Er stammt aus XXXX , Lower Shabelle (Somalia), wo er im Familienverband aufwuchs und bis wenige Monate vor seiner Ausreise lebte. Seine Mutter, seine vier Brüder sowie seine Schwester befinden sich derzeit in Merka, ein Onkel väterlicherseits und ein Cousin sind nach wie vor im Heimatdorf wohnhaft. Seine Mutter arbeitet in Merka auf einem Markt. Ein Onkel der Mutter des Beschwerdeführers, der als Fischer tätig ist, lebt in Mogadischu. Bei diesem hielt er sich sechs Monate vor seiner Ausreise auf. Weiters finanzierte er die Ausreise des Beschwerdeführers.Er stammt aus römisch 40 , Lower Shabelle (Somalia), wo er im Familienverband aufwuchs und bis wenige Monate vor seiner Ausreise lebte. Seine Mutter, seine vier Brüder sowie seine Schwester befinden sich derzeit in Merka, ein Onkel väterlicherseits und ein Cousin sind nach wie vor im Heimatdorf wohnhaft. Seine Mutter arbeitet in Merka auf einem Markt. Ein Onkel der Mutter des Beschwerdeführers, der als Fischer tätig ist, lebt in Mogadischu. Bei diesem hielt er sich sechs Monate vor seiner Ausreise auf. Weiters finanzierte er die Ausreise des Beschwerdeführers.
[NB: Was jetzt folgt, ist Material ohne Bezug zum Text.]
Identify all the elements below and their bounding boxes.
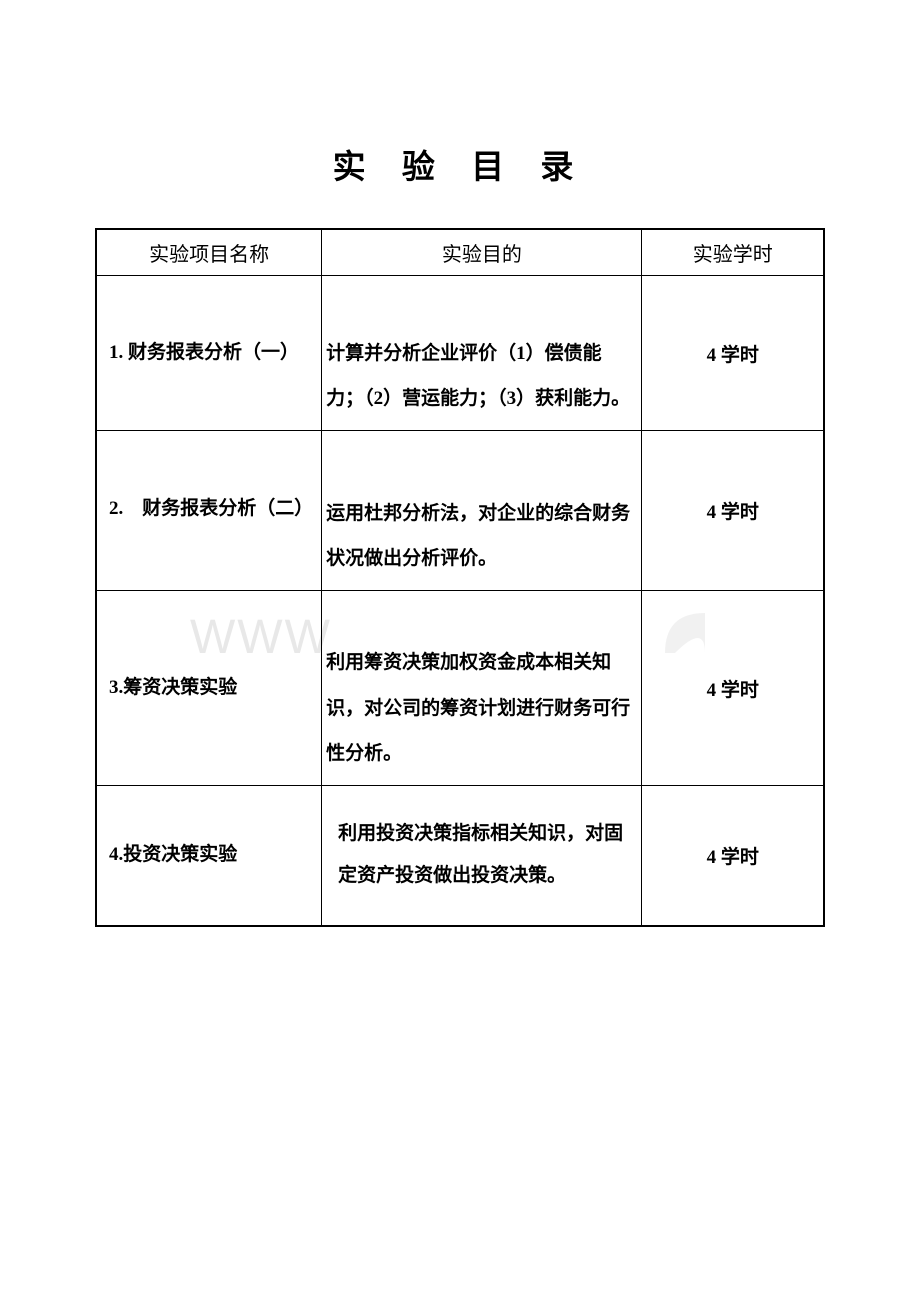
- hours-cell: 4 学时: [642, 276, 824, 431]
- hours-cell: 4 学时: [642, 786, 824, 926]
- table-row: 4.投资决策实验 利用投资决策指标相关知识，对固定资产投资做出投资决策。 4 学…: [96, 786, 824, 926]
- table-row: 1. 财务报表分析（一） 计算并分析企业评价（1）偿债能力；（2）营运能力；（3…: [96, 276, 824, 431]
- header-purpose: 实验目的: [322, 229, 642, 276]
- header-project-name: 实验项目名称: [96, 229, 322, 276]
- project-name-cell: 1. 财务报表分析（一）: [96, 276, 322, 431]
- table-row: 2. 财务报表分析（二） 运用杜邦分析法，对企业的综合财务状况做出分析评价。 4…: [96, 431, 824, 591]
- purpose-cell: 运用杜邦分析法，对企业的综合财务状况做出分析评价。: [322, 431, 642, 591]
- experiment-table: 实验项目名称 实验目的 实验学时 1. 财务报表分析（一） 计算并分析企业评价（…: [95, 228, 825, 927]
- purpose-cell: 利用投资决策指标相关知识，对固定资产投资做出投资决策。: [322, 786, 642, 926]
- page-title: 实 验 目 录: [95, 140, 825, 188]
- table-header-row: 实验项目名称 实验目的 实验学时: [96, 229, 824, 276]
- header-hours: 实验学时: [642, 229, 824, 276]
- purpose-cell: 计算并分析企业评价（1）偿债能力；（2）营运能力；（3）获利能力。: [322, 276, 642, 431]
- hours-cell: 4 学时: [642, 591, 824, 786]
- project-name-cell: 3.筹资决策实验: [96, 591, 322, 786]
- table-row: 3.筹资决策实验 利用筹资决策加权资金成本相关知识，对公司的筹资计划进行财务可行…: [96, 591, 824, 786]
- project-name-cell: 2. 财务报表分析（二）: [96, 431, 322, 591]
- hours-cell: 4 学时: [642, 431, 824, 591]
- project-name-cell: 4.投资决策实验: [96, 786, 322, 926]
- purpose-cell: 利用筹资决策加权资金成本相关知识，对公司的筹资计划进行财务可行性分析。: [322, 591, 642, 786]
Der Beschwerdeführer besuchte in Somalia sieben Jahre die Grundschule und half seinem Onkel, der Textilverkäufer ist. Er ist ledig und hat keine Kinder. Er ist arbeitsfähig und leidet an keinen schwerwiegenden physischen oder psychischen Erkrankungen.
1.2. Zur Rückkehrmöglichkeit nach Somalia:
Der Beschwerdeführer ist in Somalia keinen Verfolgungshandlungen ausgesetzt (gewesen). Er ist in seinem Herkunftsstaat nicht vorbestraft und drohen ihm weder aufgrund seines Religionsbekenntnisses noch seiner Volksgruppen- bzw. Clanzugehörigkeit oder aus politischen Gründen Probleme bzw. eine Verfolgung durch Al Shabaab oder die somalischen Behörden.
Der Beschwerdeführer würde bei einer Rückkehr nach Somalia – konkret in die Hauptstadt Mogadischu – unter Berücksichtigung seiner individuellen Umstände sowie der in Mogadischu herrschenden ausreichend stabilen Sicherheits- und Versorgungslage nicht in eine existenzgefährdende Notlage geraten und es wäre ihm auch nicht die notdürftigste Lebensgrundlage entzogen.
1.3. Zur Situation des Beschwerdeführers in Österreich:
Der Beschwerdeführer verließ Somalia im März 2022, reiste etwa im Mai 2022 irregulär ins Bundesgebiet ein und stellte am 05.05.2022 den verfahrensgegenständlichen Antrag auf internationalen Schutz. Er hält sich seither durchgehend in Österreich auf.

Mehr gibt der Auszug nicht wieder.